Please restate your question to be clearer. You want to groupby(['Date','Stock']), then:
take only the first record for each UiD and sum (aggregate) its
Quantity, but also
sum all leg1 values for that Date,Stock
combination (not just the first-for-each-UiD). Is that right?
Anyway you want to perform an aggregation (sum) on multiple columns, and yeah the way to avoid repetition of groupby(['Date','Stock']) is to keep one dataframe, not try to stitch together two dataframes from two individual aggregate operations.
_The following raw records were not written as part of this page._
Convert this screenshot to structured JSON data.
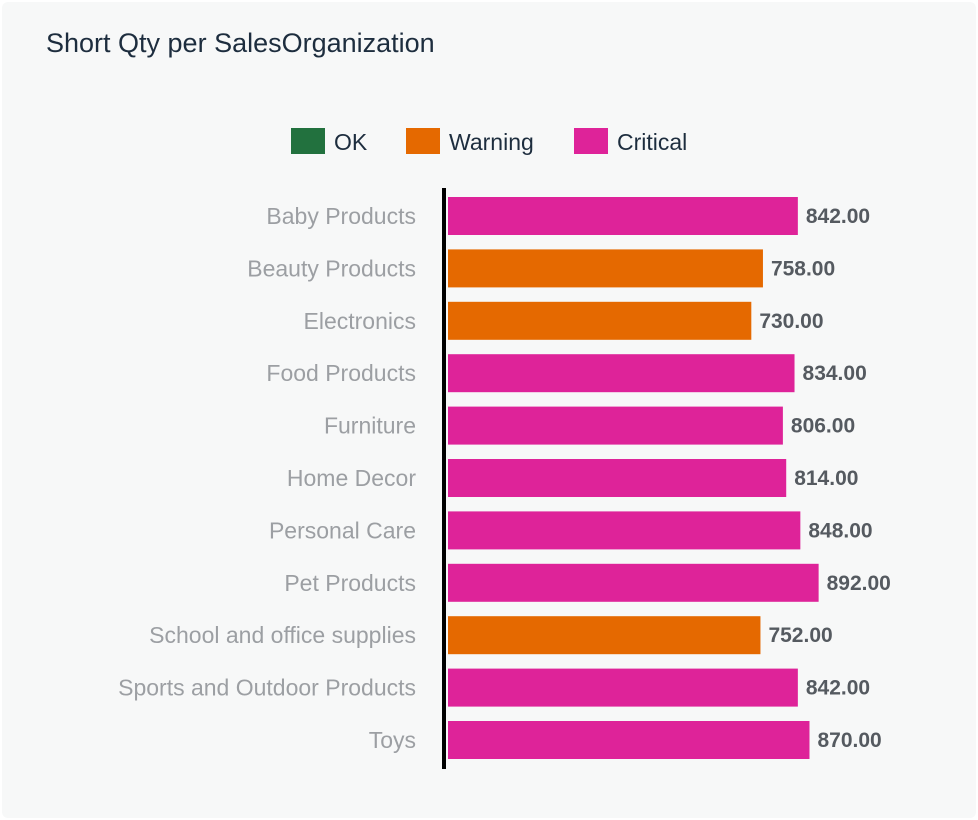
{
  "card": {
    "title": "Short Qty per SalesOrganization"
  },
  "chart_data": {
    "type": "bar",
    "orientation": "horizontal",
    "title": "Short Qty per SalesOrganization",
    "xlabel": "",
    "ylabel": "",
    "categories": [
      "Baby Products",
      "Beauty Products",
      "Electronics",
      "Food Products",
      "Furniture",
      "Home Decor",
      "Personal Care",
      "Pet Products",
      "School and office supplies",
      "Sports and Outdoor Products",
      "Toys"
    ],
    "values": [
      842,
      758,
      730,
      834,
      806,
      814,
      848,
      892,
      752,
      842,
      870
    ],
    "value_labels": [
      "842.00",
      "758.00",
      "730.00",
      "834.00",
      "806.00",
      "814.00",
      "848.00",
      "892.00",
      "752.00",
      "842.00",
      "870.00"
    ],
    "status": [
      "Critical",
      "Warning",
      "Warning",
      "Critical",
      "Critical",
      "Critical",
      "Critical",
      "Critical",
      "Warning",
      "Critical",
      "Critical"
    ],
    "legend": {
      "position": "top",
      "items": [
        {
          "name": "OK",
          "color": "#22713e"
        },
        {
          "name": "Warning",
          "color": "#e56900"
        },
        {
          "name": "Critical",
          "color": "#de2399"
        }
      ]
    },
    "xlim": [
      0,
      1000
    ],
    "grid": false,
    "axis_ticks_visible": false
  }
}
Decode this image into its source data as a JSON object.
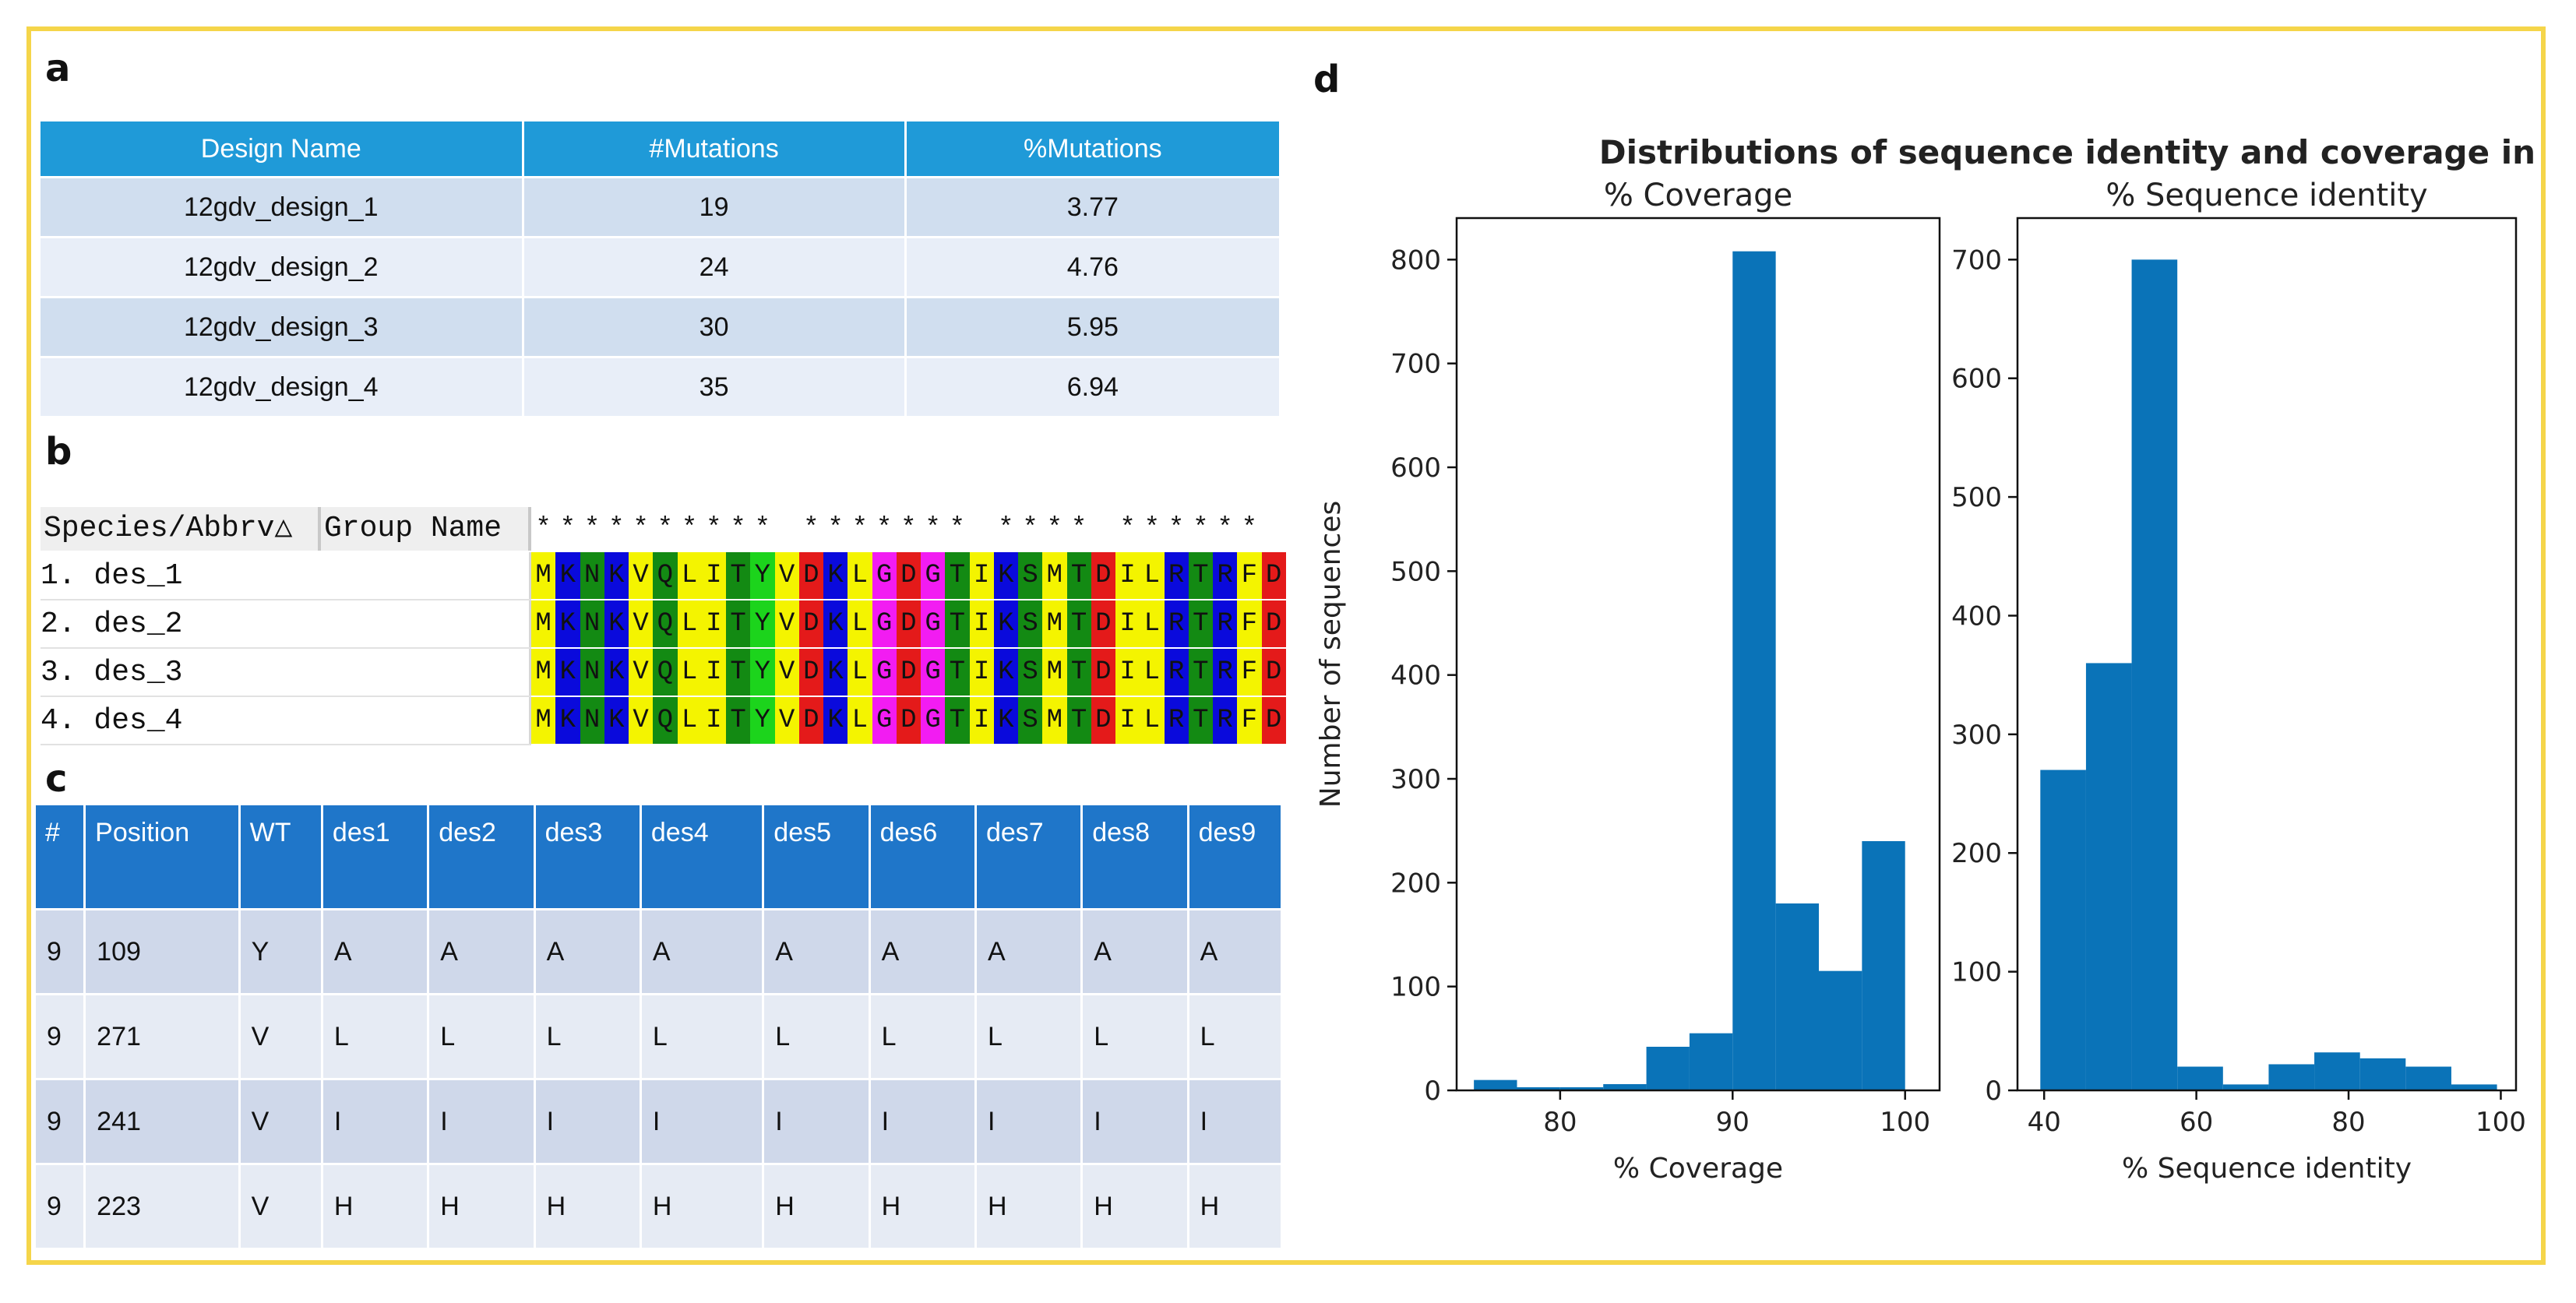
{
  "panels": {
    "a": "a",
    "b": "b",
    "c": "c",
    "d": "d"
  },
  "table_a": {
    "headers": [
      "Design Name",
      "#Mutations",
      "%Mutations"
    ],
    "rows": [
      [
        "12gdv_design_1",
        "19",
        "3.77"
      ],
      [
        "12gdv_design_2",
        "24",
        "4.76"
      ],
      [
        "12gdv_design_3",
        "30",
        "5.95"
      ],
      [
        "12gdv_design_4",
        "35",
        "6.94"
      ]
    ]
  },
  "alignment": {
    "header_species": "Species/Abbrv△",
    "header_group": "Group Name",
    "consensus": "**********_*******_****_******_",
    "sequence": "MKNKVQLITYVDKLGDGTIKSMTDILRTRFD",
    "names": [
      "1. des_1",
      "2. des_2",
      "3. des_3",
      "4. des_4"
    ],
    "colors": {
      "yellow": "#f4f400",
      "green": "#138a13",
      "blue": "#0a0adc",
      "red": "#e41a1a",
      "magenta": "#f21cf2",
      "lime": "#1cd41c",
      "white": "#ffffff"
    }
  },
  "table_c": {
    "headers": [
      "#",
      "Position",
      "WT",
      "des1",
      "des2",
      "des3",
      "des4",
      "des5",
      "des6",
      "des7",
      "des8",
      "des9"
    ],
    "rows": [
      [
        "9",
        "109",
        "Y",
        "A",
        "A",
        "A",
        "A",
        "A",
        "A",
        "A",
        "A",
        "A"
      ],
      [
        "9",
        "271",
        "V",
        "L",
        "L",
        "L",
        "L",
        "L",
        "L",
        "L",
        "L",
        "L"
      ],
      [
        "9",
        "241",
        "V",
        "I",
        "I",
        "I",
        "I",
        "I",
        "I",
        "I",
        "I",
        "I"
      ],
      [
        "9",
        "223",
        "V",
        "H",
        "H",
        "H",
        "H",
        "H",
        "H",
        "H",
        "H",
        "H"
      ]
    ]
  },
  "chart_data": [
    {
      "type": "bar",
      "suptitle": "Distributions of sequence identity and coverage in the MSA",
      "title": "% Coverage",
      "xlabel": "% Coverage",
      "ylabel": "Number of sequences",
      "xlim": [
        74,
        102
      ],
      "ylim": [
        0,
        840
      ],
      "xticks": [
        80,
        90,
        100
      ],
      "yticks": [
        0,
        100,
        200,
        300,
        400,
        500,
        600,
        700,
        800
      ],
      "bin_edges": [
        75,
        77.5,
        80,
        82.5,
        85,
        87.5,
        90,
        92.5,
        95,
        97.5,
        100
      ],
      "values": [
        10,
        3,
        3,
        6,
        42,
        55,
        808,
        180,
        115,
        240
      ],
      "color": "#0a73b8"
    },
    {
      "type": "bar",
      "title": "% Sequence identity",
      "xlabel": "% Sequence identity",
      "ylabel": "",
      "xlim": [
        36.5,
        102
      ],
      "ylim": [
        0,
        735
      ],
      "xticks": [
        40,
        60,
        80,
        100
      ],
      "yticks": [
        0,
        100,
        200,
        300,
        400,
        500,
        600,
        700
      ],
      "bin_edges": [
        39.5,
        45.5,
        51.5,
        57.5,
        63.5,
        69.5,
        75.5,
        81.5,
        87.5,
        93.5,
        99.5
      ],
      "values": [
        270,
        360,
        700,
        20,
        5,
        22,
        32,
        27,
        20,
        5
      ],
      "color": "#0a73b8"
    }
  ]
}
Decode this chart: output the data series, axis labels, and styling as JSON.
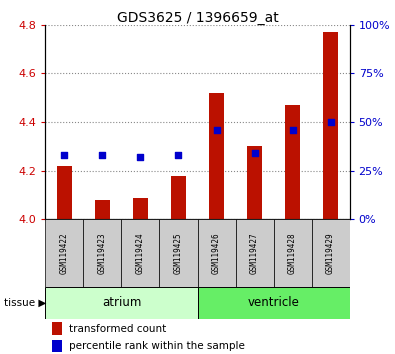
{
  "title": "GDS3625 / 1396659_at",
  "samples": [
    "GSM119422",
    "GSM119423",
    "GSM119424",
    "GSM119425",
    "GSM119426",
    "GSM119427",
    "GSM119428",
    "GSM119429"
  ],
  "transformed_count": [
    4.22,
    4.08,
    4.09,
    4.18,
    4.52,
    4.3,
    4.47,
    4.77
  ],
  "percentile_rank": [
    33,
    33,
    32,
    33,
    46,
    34,
    46,
    50
  ],
  "tissue_groups": [
    {
      "label": "atrium",
      "samples_range": [
        0,
        3
      ],
      "color": "#b3f5b3"
    },
    {
      "label": "ventricle",
      "samples_range": [
        4,
        7
      ],
      "color": "#66dd66"
    }
  ],
  "ylim_left": [
    4.0,
    4.8
  ],
  "ylim_right": [
    0,
    100
  ],
  "yticks_left": [
    4.0,
    4.2,
    4.4,
    4.6,
    4.8
  ],
  "yticks_right": [
    0,
    25,
    50,
    75,
    100
  ],
  "bar_color": "#bb1100",
  "dot_color": "#0000cc",
  "bar_width": 0.4,
  "dot_size": 25,
  "grid_color": "#888888",
  "left_tick_color": "#cc0000",
  "right_tick_color": "#0000cc",
  "legend_bar_label": "transformed count",
  "legend_dot_label": "percentile rank within the sample",
  "sample_box_color": "#cccccc",
  "atrium_color": "#ccffcc",
  "ventricle_color": "#66ee66"
}
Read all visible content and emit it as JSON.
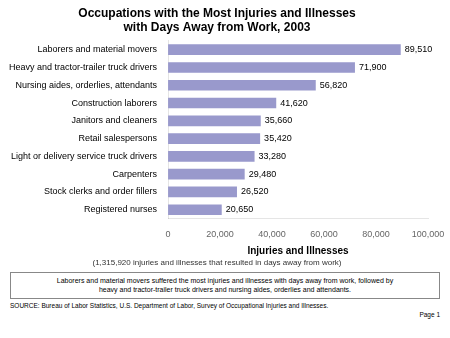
{
  "chart_data": {
    "type": "bar",
    "orientation": "horizontal",
    "title": "Occupations with the Most Injuries and Illnesses\nwith Days Away from Work, 2003",
    "categories": [
      "Registered nurses",
      "Stock clerks and order fillers",
      "Carpenters",
      "Light or delivery service truck drivers",
      "Retail salespersons",
      "Janitors and cleaners",
      "Construction laborers",
      "Nursing aides, orderlies, attendants",
      "Heavy and tractor-trailer truck drivers",
      "Laborers and material movers"
    ],
    "values": [
      20650,
      26520,
      29480,
      33280,
      35420,
      35660,
      41620,
      56820,
      71900,
      89510
    ],
    "value_labels": [
      "20,650",
      "26,520",
      "29,480",
      "33,280",
      "35,420",
      "35,660",
      "41,620",
      "56,820",
      "71,900",
      "89,510"
    ],
    "data_labels": true,
    "color": "#9999cc",
    "xlabel": "Injuries and Illnesses",
    "xlim": [
      0,
      100000
    ],
    "xticks": [
      0,
      {
        "value": 20000,
        "label": "20,000"
      },
      {
        "value": 40000,
        "label": "40,000"
      },
      {
        "value": 60000,
        "label": "60,000"
      },
      {
        "value": 80000,
        "label": "80,000"
      },
      {
        "value": 100000,
        "label": "100,000"
      }
    ],
    "grid": false,
    "annotations": [
      "(1,315,920 injuries and illnesses that resulted in days away from work)",
      "Laborers and material movers suffered the most injuries and illnesses with days away from work, followed by\nheavy and tractor-trailer truck drivers and nursing aides, orderlies and attendants.",
      "SOURCE:  Bureau of Labor Statistics, U.S. Department of Labor, Survey of Occupational Injuries and Illnesses.",
      "Page 1"
    ]
  }
}
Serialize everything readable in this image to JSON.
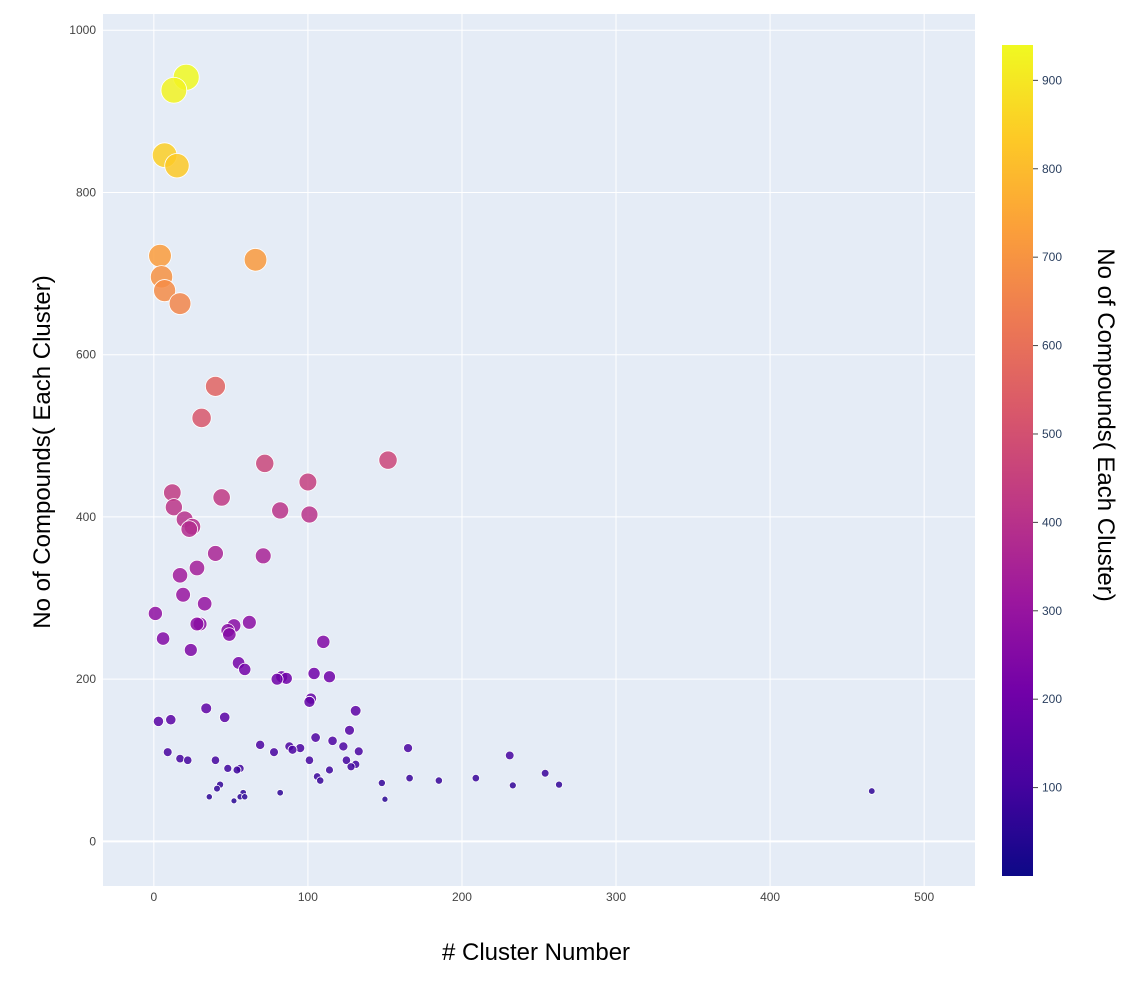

Something like the following (I'll fix it once you confirm this is what you want):
def filter_first_UiD(g):
#return g.groupby('UiD').first().agg(np.sum)
return g.groupby('UiD').first().agg({'Quantity':'sum', 'leg1':'sum'})
df1.groupby(['Date','Stock']).apply(filter_first_UiD)
The way I dealt with the last scenario of avoiding groupby to fail if ['Date','Stock'] contains 'UiD' as one of the keys or if ['Date','Stock'] is replaced by just ['UiD'] is as follows:
>>> df2 = pd.concat([dfg1['leg1'].sum(), dfg1[].first() if 'UiD' in `['Date','Stock']` else dfg1.apply(lambda x:x.groupby('UiD').first()).groupby(['Date','Stock']).apply(lambda x:np.sum(x['Quantity']))],axis=1)
But more elegant solution is still an open question.